People who serve in the military tend to develop a pretty dark sense of humor. It comes with the territory. When a very large part of your life involves risking it for your country and for the guy next to you, the idea that your last moments could be closer than you think never fully leaves your mind.
This can change a person. Veterans have a different outlook on some of the more serious aspects of life, laughing at things many others would never dream to, for fear of offending others or, worse, tempting fate. For the crew of the British destroyer HMS Sheffield during the Falklands War, this change became readily apparent and their darker sense of humor flourished.
In 1982, the military junta that ruled Argentina decided that the nearby Falkland Islands, a series of small and strategically unimportant islands off the Argentine coast were going to belong to Argentina again. They had been held by Britain for about 150 years at that point. After a workers’ dispute saw Argentine laborers raise the Argentinian flag on South Georgia Island, Argentina invaded. Soon, 10,000 Argentinian troops occupied the islands. The Argentines thought the UK was unwilling and unable to defend their territories so far from the mainland. They were wrong.

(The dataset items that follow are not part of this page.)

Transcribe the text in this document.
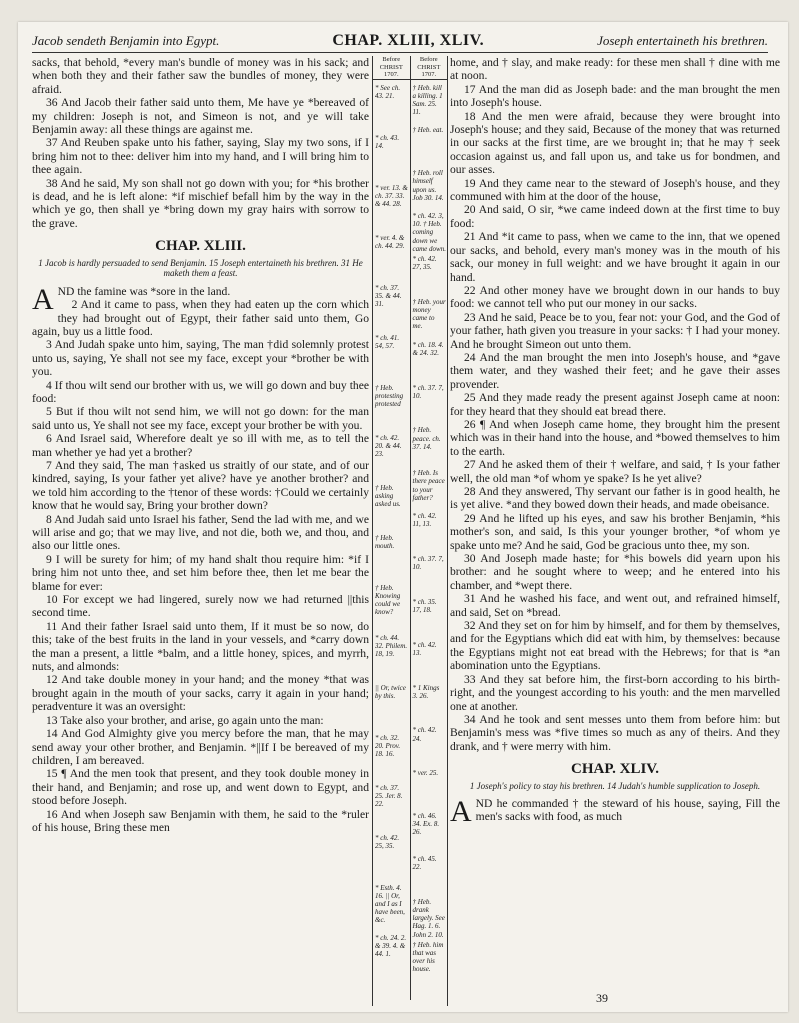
Jacob sendeth Benjamin into Egypt.	CHAP. XLIII, XLIV.	Joseph entertaineth his brethren.

sacks, that behold, *every man's bundle of money was in his sack; and when both they and their father saw the bundles of money, they were afraid.

36 And Jacob their father said unto them, Me have ye *bereaved of my children: Joseph is not, and Simeon is not, and ye will take Benjamin away: all these things are against me.

37 And Reuben spake unto his father, saying, Slay my two sons, if I bring him not to thee: deliver him into my hand, and I will bring him to thee again.

38 And he said, My son shall not go down with you; for *his brother is dead, and he is left alone: *if mischief befall him by the way in the which ye go, then shall ye *bring down my gray hairs with sorrow to the grave.

CHAP. XLIII.
1 Jacob is hardly persuaded to send Benjamin. 15 Joseph entertaineth his brethren. 31 He maketh them a feast.

AND the famine was *sore in the land.

2 And it came to pass, when they had eaten up the corn which they had brought out of Egypt, their father said unto them, Go again, buy us a little food.

3 And Judah spake unto him, saying, The man †did solemnly protest unto us, saying, Ye shall not see my face, except your *brother be with you.

4 If thou wilt send our brother with us, we will go down and buy thee food:

5 But if thou wilt not send him, we will not go down: for the man said unto us, Ye shall not see my face, except your brother be with you.

6 And Israel said, Wherefore dealt ye so ill with me, as to tell the man whether ye had yet a brother?

7 And they said, The man †asked us straitly of our state, and of our kindred, saying, Is your father yet alive? have ye another brother? and we told him according to the †tenor of these words: †Could we certainly know that he would say, Bring your brother down?

8 And Judah said unto Israel his father, Send the lad with me, and we will arise and go; that we may live, and not die, both we, and thou, and also our little ones.

9 I will be surety for him; of my hand shalt thou require him: *if I bring him not unto thee, and set him before thee, then let me bear the blame for ever:

10 For except we had lingered, surely now we had returned ||this second time.

11 And their father Israel said unto them, If it must be so now, do this; take of the best fruits in the land in your vessels, and *carry down the man a present, a little *balm, and a little honey, spices, and myrrh, nuts, and almonds:

12 And take double money in your hand; and the money *that was brought again in the mouth of your sacks, carry it again in your hand; peradventure it was an oversight:

13 Take also your brother, and arise, go again unto the man:

14 And God Almighty give you mercy before the man, that he may send away your other brother, and Benjamin. *||If I be bereaved of my children, I am bereaved.

15 ¶ And the men took that present, and they took double money in their hand, and Benjamin; and rose up, and went down to Egypt, and stood before Joseph.

16 And when Joseph saw Benjamin with them, he said to the *ruler of his house, Bring these men

Before CHRIST 1707.
Before CHRIST 1707.
* See ch. 43. 21.
* ch. 43. 14.
* ver. 13. & ch. 37. 33. & 44. 28.
* ver. 4. & ch. 44. 29.
* ch. 37. 35. & 44. 31.
* ch. 41. 54, 57.
† Heb. protesting protested
* ch. 42. 20. & 44. 23.
† Heb. asking asked us.
† Heb. mouth.
† Heb. Knowing could we know?
* ch. 44. 32. Philem. 18, 19.
|| Or, twice by this.
* ch. 32. 20. Prov. 18. 16.
* ch. 37. 25. Jer. 8. 22.
* ch. 42. 25, 35.
* Esth. 4. 16. || Or, and I as I have been, &c.
* ch. 24. 2. & 39. 4. & 44. 1.
† Heb. kill a killing. 1 Sam. 25. 11.
† Heb. eat.
† Heb. roll himself upon us. Job 30. 14.
* ch. 42. 3, 10. † Heb. coming down we came down.
* ch. 42. 27, 35.
† Heb. your money came to me.
* ch. 18. 4. & 24. 32.
* ch. 37. 7, 10.
† Heb. peace. ch. 37. 14.
† Heb. Is there peace to your father?
* ch. 42. 11, 13.
* ch. 37. 7, 10.
* ch. 35. 17, 18.
* ch. 42. 13.
* 1 Kings 3. 26.
* ch. 42. 24.
* ver. 25.
* ch. 46. 34. Ex. 8. 26.
* ch. 45. 22.
† Heb. drank largely. See Hag. 1. 6. John 2. 10.
† Heb. him that was over his house.

home, and † slay, and make ready: for these men shall † dine with me at noon.

17 And the man did as Joseph bade: and the man brought the men into Joseph's house.

18 And the men were afraid, because they were brought into Joseph's house; and they said, Because of the money that was returned in our sacks at the first time, are we brought in; that he may † seek occasion against us, and fall upon us, and take us for bondmen, and our asses.

19 And they came near to the steward of Joseph's house, and they communed with him at the door of the house,

20 And said, O sir, *we came indeed down at the first time to buy food:

21 And *it came to pass, when we came to the inn, that we opened our sacks, and behold, every man's money was in the mouth of his sack, our money in full weight: and we have brought it again in our hand.

22 And other money have we brought down in our hands to buy food: we cannot tell who put our money in our sacks.

23 And he said, Peace be to you, fear not: your God, and the God of your father, hath given you treasure in your sacks: † I had your money. And he brought Simeon out unto them.

24 And the man brought the men into Joseph's house, and *gave them water, and they washed their feet; and he gave their asses provender.

25 And they made ready the present against Joseph came at noon: for they heard that they should eat bread there.

26 ¶ And when Joseph came home, they brought him the present which was in their hand into the house, and *bowed themselves to him to the earth.

27 And he asked them of their † welfare, and said, † Is your father well, the old man *of whom ye spake? Is he yet alive?

28 And they answered, Thy servant our father is in good health, he is yet alive. *and they bowed down their heads, and made obeisance.

29 And he lifted up his eyes, and saw his brother Benjamin, *his mother's son, and said, Is this your younger brother, *of whom ye spake unto me? And he said, God be gracious unto thee, my son.

30 And Joseph made haste; for *his bowels did yearn upon his brother: and he sought where to weep; and he entered into his chamber, and *wept there.

31 And he washed his face, and went out, and refrained himself, and said, Set on *bread.

32 And they set on for him by himself, and for them by themselves, and for the Egyptians which did eat with him, by themselves: because the Egyptians might not eat bread with the Hebrews; for that is *an abomination unto the Egyptians.

33 And they sat before him, the first-born according to his birth-right, and the youngest according to his youth: and the men marvelled one at another.

34 And he took and sent messes unto them from before him: but Benjamin's mess was *five times so much as any of theirs. And they drank, and † were merry with him.

CHAP. XLIV.
1 Joseph's policy to stay his brethren. 14 Judah's humble supplication to Joseph.

AND he commanded † the steward of his house, saying, Fill the men's sacks with food, as much

39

They thought the woman with the nickname “Milk Snatcher” was gonna just let them have the goddamn Falklands.
Prime Minister Margaret Thatcher dispatched a two-carrier naval task force to the area and declared a 200-mile war zone around the Falklands. Within two months, the British retook the Falklands and punished the Argentinian military, but their win was not totally without loss. One of the deadliest weapons the Royal Navy had to face was the new French-built Exocet anti-ship missile. The versatile weapon is capable of sinking enemy vessels with a single, well-placed shot.
Nowhere was this more apparent than in sinking the HMS Sheffield.

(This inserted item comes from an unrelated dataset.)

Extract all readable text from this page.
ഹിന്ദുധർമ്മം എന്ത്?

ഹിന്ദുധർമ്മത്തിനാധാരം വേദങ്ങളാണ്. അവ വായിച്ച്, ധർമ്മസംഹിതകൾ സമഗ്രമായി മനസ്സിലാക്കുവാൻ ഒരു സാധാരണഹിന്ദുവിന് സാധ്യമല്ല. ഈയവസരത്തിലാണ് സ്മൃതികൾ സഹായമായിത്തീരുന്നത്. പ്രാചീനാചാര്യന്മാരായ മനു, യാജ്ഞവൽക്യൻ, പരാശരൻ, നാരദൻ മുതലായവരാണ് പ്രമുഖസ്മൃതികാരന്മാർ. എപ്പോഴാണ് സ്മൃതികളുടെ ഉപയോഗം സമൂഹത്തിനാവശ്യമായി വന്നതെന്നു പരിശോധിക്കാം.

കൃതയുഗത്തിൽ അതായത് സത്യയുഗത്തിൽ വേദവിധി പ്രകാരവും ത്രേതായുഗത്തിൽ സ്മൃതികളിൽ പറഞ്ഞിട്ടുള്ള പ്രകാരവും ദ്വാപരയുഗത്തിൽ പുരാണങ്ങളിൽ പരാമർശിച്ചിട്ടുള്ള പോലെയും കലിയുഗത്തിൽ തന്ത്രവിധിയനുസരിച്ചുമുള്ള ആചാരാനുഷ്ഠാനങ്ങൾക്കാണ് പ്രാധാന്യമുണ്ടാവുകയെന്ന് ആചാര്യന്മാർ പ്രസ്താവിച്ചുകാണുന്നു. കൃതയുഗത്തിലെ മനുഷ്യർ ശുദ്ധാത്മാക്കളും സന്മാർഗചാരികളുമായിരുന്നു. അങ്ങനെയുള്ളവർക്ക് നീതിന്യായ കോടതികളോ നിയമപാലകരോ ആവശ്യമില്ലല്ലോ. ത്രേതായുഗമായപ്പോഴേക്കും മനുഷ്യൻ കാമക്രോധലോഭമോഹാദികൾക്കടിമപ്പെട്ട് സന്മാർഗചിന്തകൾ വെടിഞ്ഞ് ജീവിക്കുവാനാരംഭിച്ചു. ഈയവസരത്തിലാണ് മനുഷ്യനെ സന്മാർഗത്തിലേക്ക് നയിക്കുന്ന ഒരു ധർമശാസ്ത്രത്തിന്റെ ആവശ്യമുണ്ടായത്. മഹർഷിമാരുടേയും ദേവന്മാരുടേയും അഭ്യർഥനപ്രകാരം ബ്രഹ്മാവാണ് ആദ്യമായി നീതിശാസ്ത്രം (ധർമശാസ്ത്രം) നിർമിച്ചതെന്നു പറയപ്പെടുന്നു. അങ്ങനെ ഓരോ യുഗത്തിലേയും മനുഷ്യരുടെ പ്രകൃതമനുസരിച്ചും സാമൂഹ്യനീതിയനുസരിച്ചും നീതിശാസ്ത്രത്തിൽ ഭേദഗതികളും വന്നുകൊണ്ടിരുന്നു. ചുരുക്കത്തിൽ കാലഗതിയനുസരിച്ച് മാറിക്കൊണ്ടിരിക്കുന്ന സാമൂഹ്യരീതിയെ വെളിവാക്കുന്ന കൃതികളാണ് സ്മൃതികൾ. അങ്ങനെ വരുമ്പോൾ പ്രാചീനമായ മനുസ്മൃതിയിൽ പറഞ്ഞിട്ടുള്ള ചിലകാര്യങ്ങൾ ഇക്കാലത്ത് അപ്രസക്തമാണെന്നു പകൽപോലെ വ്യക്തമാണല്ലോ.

Exocet: the trump card of naval warfare.
The Sheffield was on alert but was more concerned about the submarine threat from Argentina’s navy. The crew was totally unaware of the incoming ordnance until they could see smoke from the sea-skimming missiles. The firing aircraft, two Argentinian Navy Super-Étandards weren’t even detected. One missile hit the water, well away from the ship, but the other hit the Sheffield just eight feet above the waterline.

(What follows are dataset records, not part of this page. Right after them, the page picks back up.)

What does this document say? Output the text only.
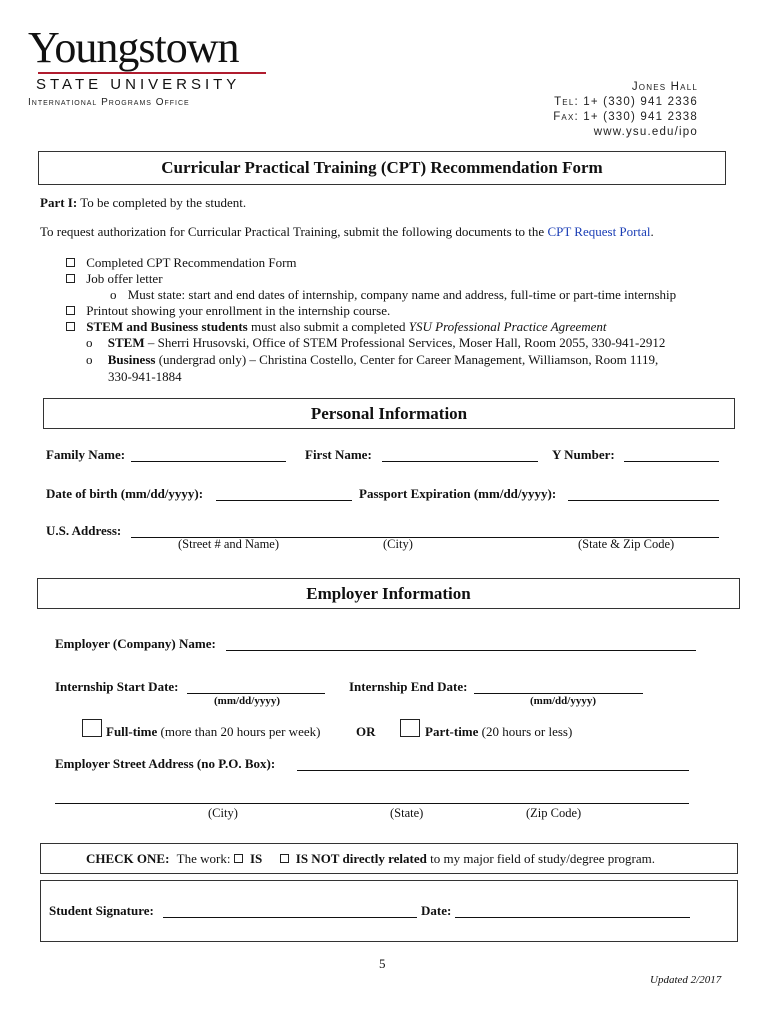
Youngstown
STATE UNIVERSITY
International Programs Office
Jones Hall
Tel: 1+ (330) 941 2336
Fax: 1+ (330) 941 2338
www.ysu.edu/ipo
Curricular Practical Training (CPT) Recommendation Form
Part I: To be completed by the student.
To request authorization for Curricular Practical Training, submit the following documents to the CPT Request Portal.
Completed CPT Recommendation Form
Job offer letter
o Must state: start and end dates of internship, company name and address, full-time or part-time internship
Printout showing your enrollment in the internship course.
STEM and Business students must also submit a completed YSU Professional Practice Agreement
o STEM – Sherri Hrusovski, Office of STEM Professional Services, Moser Hall, Room 2055, 330-941-2912
o Business (undergrad only) – Christina Costello, Center for Career Management, Williamson, Room 1119,
330-941-1884
Personal Information
Family Name:	First Name:	Y Number:
Date of birth (mm/dd/yyyy):	Passport Expiration (mm/dd/yyyy):
U.S. Address:
(Street # and Name)	(City)	(State & Zip Code)
Employer Information
Employer (Company) Name:
Internship Start Date:
(mm/dd/yyyy)
Internship End Date:
(mm/dd/yyyy)
Full-time (more than 20 hours per week)	OR	Part-time (20 hours or less)
Employer Street Address (no P.O. Box):
(City)	(State)	(Zip Code)
CHECK ONE: The work: IS	IS NOT directly related to my major field of study/degree program.
Student Signature:	Date:
5
Updated 2/2017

The ship was set on fire and, because the missile hit Sheffield’s water main, there was no way to put it out. Smoke and flames quickly filled the ship, beginning from the second deck where the Exocet missile struck. The crew could only gather and accept the ship’s fate as it burned and they waited to be rescued. Some 20 British sailors died in the initial explosion.
The HMS Arrow was on its way to rescue the Sheffield’s crew, so they formed a chain to keep everyone together and a Sub-Lieutenant named Carrington-Wood led the crew in singing Always Look on the Bright Side of Life from Monty Python’s Life of Brian. To this day, it’s the most-requested funeral song in the UK.
The Sheffield did not sink immediately. She was looked at to see what could be salvaged and only began to take on water as she was towed across the Atlantic. When she sank, she was the first Royal Navy ship to be sunk in action since World War II.